Neide chegou à Globo em 1980, passando pelos principais telejornais da emissora, como Jornal Nacional, Bom Dia Brasil, Jornal Hoje e SPTV. Destacou-se também como repórter especial do Fantástico.

Entre suas principais coberturas estão a da campanha das Diretas Já, da doença e morte de Tancredo Neves (1985), dos Jogos Olímpicos de Seul (1988), das eleições presidenciais de 1989, do Plano Collor (1990) e da morte de Ayrton Senna, em 1994, além de cobertura de vários Grandes Prêmios de Fórmula 1.

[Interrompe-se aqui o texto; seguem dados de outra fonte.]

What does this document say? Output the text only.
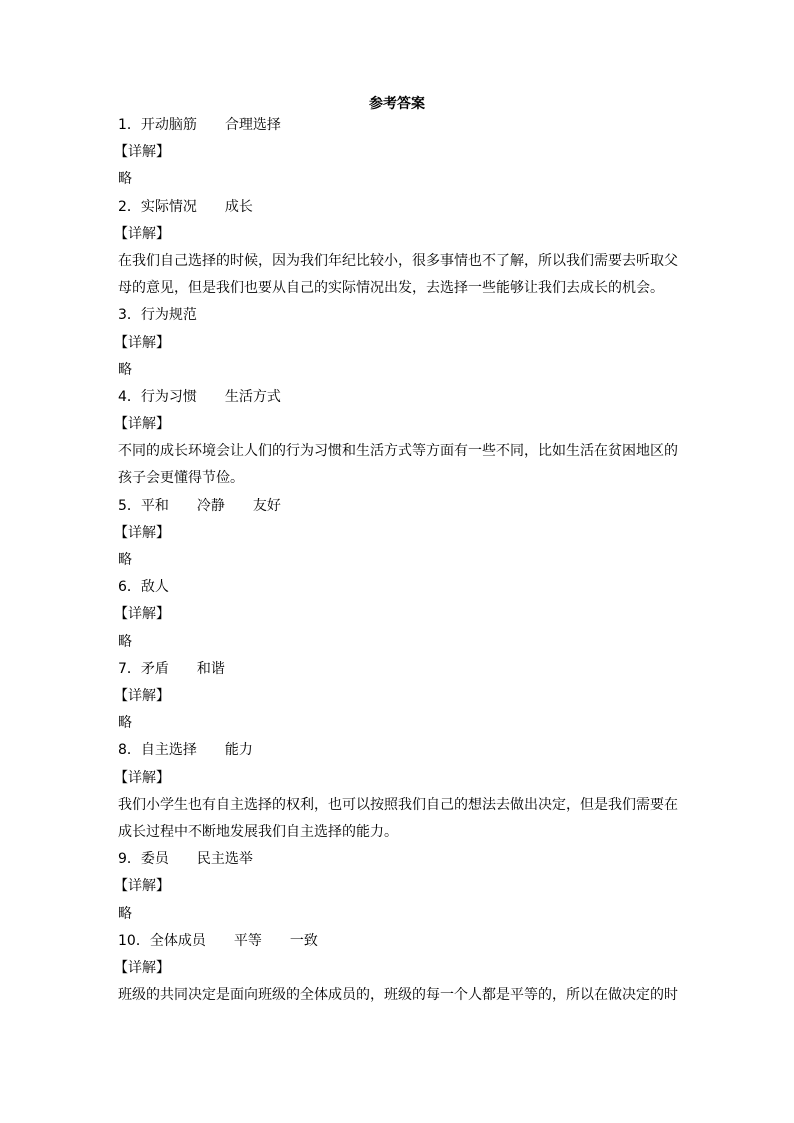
参考答案
1．开动脑筋 合理选择
【详解】
略
2．实际情况 成长
【详解】
在我们自己选择的时候，因为我们年纪比较小，很多事情也不了解，所以我们需要去听取父母的意见，但是我们也要从自己的实际情况出发，去选择一些能够让我们去成长的机会。
3．行为规范
【详解】
略
4．行为习惯 生活方式
【详解】
不同的成长环境会让人们的行为习惯和生活方式等方面有一些不同，比如生活在贫困地区的孩子会更懂得节俭。
5．平和 冷静 友好
【详解】
略
6．敌人
【详解】
略
7．矛盾 和谐
【详解】
略
8．自主选择 能力
【详解】
我们小学生也有自主选择的权利，也可以按照我们自己的想法去做出决定，但是我们需要在成长过程中不断地发展我们自主选择的能力。
9．委员 民主选举
【详解】
略
10．全体成员 平等 一致
【详解】
班级的共同决定是面向班级的全体成员的，班级的每一个人都是平等的，所以在做决定的时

Em 1997, deixou a Globo e teve passagens por SBT e TV Cultura, retornando à emissora carioca em 2005.

Neide venceu os prêmios Líbero Badaró e Vladimir Herzog, ambos em 2000, o Mídia da Paz, o Ethos de Jornalismo em 2001, e o Grande Prêmio Barbosa Lima Sobrinho do IV Prêmio Imprensa Embratel, em 2002. Em 2007, ganhou o Prêmio Docol / Ministério do Meio Ambiente de melhor reportagem de TV com a série 100 anos da Represa de Guarapiranga, produzida para o SPTV.